Xml And Soap Are Good For What

Sometimes we lose sight of what kinds of problems our solutions are searching for. Question here is what can you do with XML and SOAP that you couldn't do just fine with binary data and function calls? What are the patterns of application and use they enable that were disabled without 'em?

Now don't go blathering about serialization, caching, and tunneling. That's more implementation bumf. We serialized and cached and tunneled when XML and SOAP were nothing but twinkles in eyes. And don't go telling us about which corporate plumbers are playing which buzzwords in which marketing campaigns. It simply doesn't matter.

We want to operate on the basis that there is actually some good in these endless Babel syntaxes -- so we want to know here what that good is.

Or are XML and SOAP just more artifacts of academic and corporate pud-pulling -- just this year's fad? Should we just stick to RPCs and let this storm blow over?


A quick summary, XML is good for

See also TheRealStrengthOfXml


XML is a mechanism for describing data in an environment where a human and an application both can determine what the data is and what it represents. An XML data file can have additional junk put into it or massive deletions hacked out of it and still maintain some data integrity. Any data that is stored in a fixed binary format must have everything the application needs to read the data. With XML even a dumbass like myself can look at

  <Bloofta>
        Goobers!
  </Bloofta>
and realize that the Bloofta element of this data collection has a value of Goobers! Does that have any value?

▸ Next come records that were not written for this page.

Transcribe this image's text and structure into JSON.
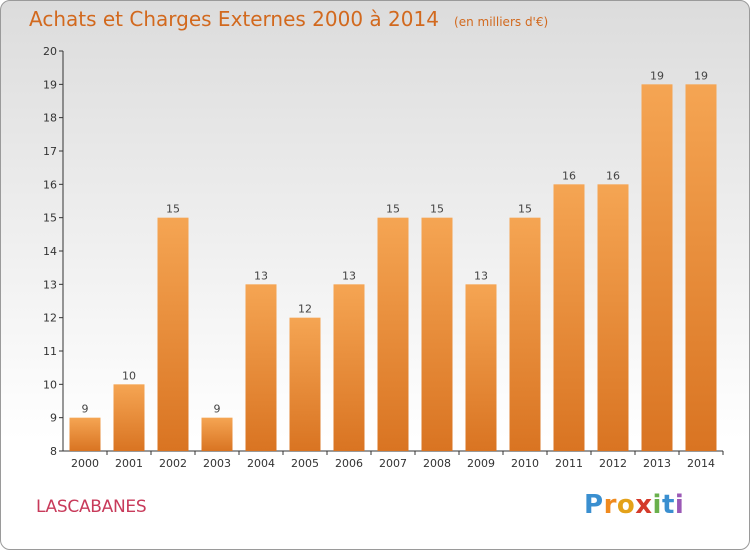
{
  "chart_data": {
    "type": "bar",
    "title": "Achats et Charges Externes 2000 à 2014",
    "subtitle": "(en milliers d'€)",
    "categories": [
      "2000",
      "2001",
      "2002",
      "2003",
      "2004",
      "2005",
      "2006",
      "2007",
      "2008",
      "2009",
      "2010",
      "2011",
      "2012",
      "2013",
      "2014"
    ],
    "values": [
      9,
      10,
      15,
      9,
      13,
      12,
      13,
      15,
      15,
      13,
      15,
      16,
      16,
      19,
      19
    ],
    "ylim": [
      8,
      20
    ],
    "yticks": [
      8,
      9,
      10,
      11,
      12,
      13,
      14,
      15,
      16,
      17,
      18,
      19,
      20
    ],
    "grid": false,
    "bar_color_top": "#f5a553",
    "bar_color_bottom": "#d97422"
  },
  "place": "LASCABANES",
  "logo": {
    "letters": [
      "P",
      "r",
      "o",
      "x",
      "i",
      "t",
      "i"
    ],
    "colors": [
      "#3a8fd0",
      "#f08a1e",
      "#e4a21a",
      "#d43a2a",
      "#6ab04c",
      "#3a8fd0",
      "#9b59b6"
    ]
  },
  "colors": {
    "title": "#d2691e",
    "place": "#c83a5a",
    "axis": "#333333"
  }
}
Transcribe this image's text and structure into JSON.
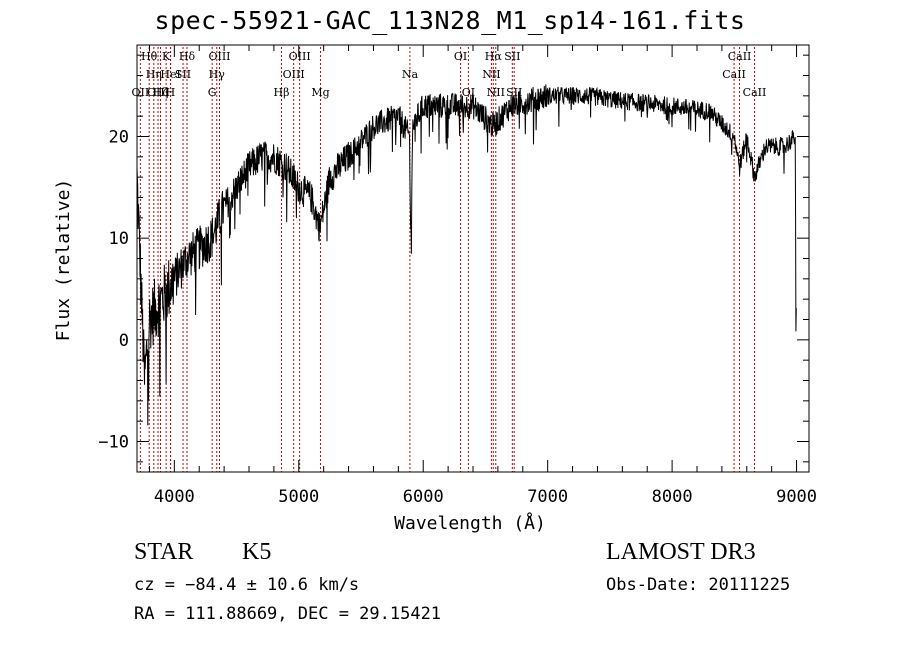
{
  "chart_data": {
    "type": "line",
    "title": "spec-55921-GAC_113N28_M1_sp14-161.fits",
    "xlabel": "Wavelength (Å)",
    "ylabel": "Flux (relative)",
    "xlim": [
      3700,
      9100
    ],
    "ylim": [
      -13,
      29
    ],
    "xticks": [
      4000,
      5000,
      6000,
      7000,
      8000,
      9000
    ],
    "xtick_labels": [
      "4000",
      "5000",
      "6000",
      "7000",
      "8000",
      "9000"
    ],
    "yticks": [
      -10,
      0,
      10,
      20
    ],
    "ytick_labels": [
      "−10",
      "0",
      "10",
      "20"
    ],
    "spectrum_anchors": [
      {
        "x": 3700,
        "y": 16
      },
      {
        "x": 3730,
        "y": 6
      },
      {
        "x": 3760,
        "y": -4
      },
      {
        "x": 3800,
        "y": 2
      },
      {
        "x": 3850,
        "y": 3
      },
      {
        "x": 3900,
        "y": 4
      },
      {
        "x": 3950,
        "y": 5
      },
      {
        "x": 4000,
        "y": 6
      },
      {
        "x": 4100,
        "y": 8
      },
      {
        "x": 4200,
        "y": 9
      },
      {
        "x": 4300,
        "y": 10
      },
      {
        "x": 4400,
        "y": 13
      },
      {
        "x": 4500,
        "y": 15
      },
      {
        "x": 4600,
        "y": 17
      },
      {
        "x": 4700,
        "y": 18
      },
      {
        "x": 4800,
        "y": 18
      },
      {
        "x": 4900,
        "y": 17
      },
      {
        "x": 5000,
        "y": 15
      },
      {
        "x": 5100,
        "y": 14
      },
      {
        "x": 5170,
        "y": 11
      },
      {
        "x": 5250,
        "y": 16
      },
      {
        "x": 5400,
        "y": 18
      },
      {
        "x": 5600,
        "y": 21
      },
      {
        "x": 5800,
        "y": 22
      },
      {
        "x": 5890,
        "y": 20
      },
      {
        "x": 5900,
        "y": 9
      },
      {
        "x": 5915,
        "y": 21
      },
      {
        "x": 6000,
        "y": 23
      },
      {
        "x": 6200,
        "y": 23
      },
      {
        "x": 6400,
        "y": 23
      },
      {
        "x": 6563,
        "y": 21
      },
      {
        "x": 6700,
        "y": 23
      },
      {
        "x": 7000,
        "y": 24
      },
      {
        "x": 7300,
        "y": 24
      },
      {
        "x": 7600,
        "y": 23.5
      },
      {
        "x": 8000,
        "y": 23
      },
      {
        "x": 8300,
        "y": 22.5
      },
      {
        "x": 8500,
        "y": 20
      },
      {
        "x": 8542,
        "y": 17
      },
      {
        "x": 8600,
        "y": 20
      },
      {
        "x": 8662,
        "y": 16
      },
      {
        "x": 8750,
        "y": 19
      },
      {
        "x": 8900,
        "y": 19
      },
      {
        "x": 8990,
        "y": 20
      },
      {
        "x": 8995,
        "y": 0
      },
      {
        "x": 9000,
        "y": 4
      }
    ],
    "spectral_lines": [
      {
        "label": "OII",
        "x": 3727,
        "row": 2
      },
      {
        "label": "Hθ",
        "x": 3798,
        "row": 0
      },
      {
        "label": "Hη",
        "x": 3835,
        "row": 1
      },
      {
        "label": "OIII",
        "x": 3869,
        "row": 2
      },
      {
        "label": "Hζ",
        "x": 3889,
        "row": 2
      },
      {
        "label": "K",
        "x": 3934,
        "row": 0
      },
      {
        "label": "HeI",
        "x": 3970,
        "row": 1
      },
      {
        "label": "H",
        "x": 3969,
        "row": 2
      },
      {
        "label": "SII",
        "x": 4070,
        "row": 1
      },
      {
        "label": "Hδ",
        "x": 4102,
        "row": 0
      },
      {
        "label": "G",
        "x": 4304,
        "row": 2
      },
      {
        "label": "Hγ",
        "x": 4341,
        "row": 1
      },
      {
        "label": "OIII",
        "x": 4363,
        "row": 0
      },
      {
        "label": "Hβ",
        "x": 4861,
        "row": 2
      },
      {
        "label": "OIII",
        "x": 4959,
        "row": 1
      },
      {
        "label": "OIII",
        "x": 5007,
        "row": 0
      },
      {
        "label": "Mg",
        "x": 5175,
        "row": 2
      },
      {
        "label": "Na",
        "x": 5893,
        "row": 1
      },
      {
        "label": "OI",
        "x": 6300,
        "row": 0
      },
      {
        "label": "OI",
        "x": 6363,
        "row": 2
      },
      {
        "label": "NII",
        "x": 6548,
        "row": 1
      },
      {
        "label": "Hα",
        "x": 6563,
        "row": 0
      },
      {
        "label": "NII",
        "x": 6583,
        "row": 2
      },
      {
        "label": "SII",
        "x": 6716,
        "row": 0
      },
      {
        "label": "SII",
        "x": 6731,
        "row": 2
      },
      {
        "label": "CaII",
        "x": 8498,
        "row": 1
      },
      {
        "label": "CaII",
        "x": 8542,
        "row": 0
      },
      {
        "label": "CaII",
        "x": 8662,
        "row": 2
      }
    ]
  },
  "info": {
    "object_class": "STAR",
    "subclass": "K5",
    "survey": "LAMOST DR3",
    "redshift": "cz = −84.4 ± 10.6 km/s",
    "obs_date": "Obs-Date: 20111225",
    "coords": "RA = 111.88669, DEC =  29.15421"
  }
}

For further discussion I direct your attention to the excellent book, "XML Bible, Gold Edition," by Elliot Rusty Harold, published by Hungry Minds (now Wiley).

-- MartySchrader

Another good book worthy of purchase is "Java Web Services Architecture" by James McGovern, published by Morgan Kaufmann -- Steve Graham


XML is fine for transferring information between diverse systems, but not as a persistence mechanism or a database, at least beyond the trivial. It might complement or supplant things like EDI and CommaSeparatedValues, but the idea of an XmlDatabase is utterly ridiculous. A true sign of something being overhyped is when somebody tries to turn the concept into a new database paradigm or product. Thus, if you keep hearing about Glop, and then you see that a vendor is announcing a Glop Database Management System, time to close the curtains.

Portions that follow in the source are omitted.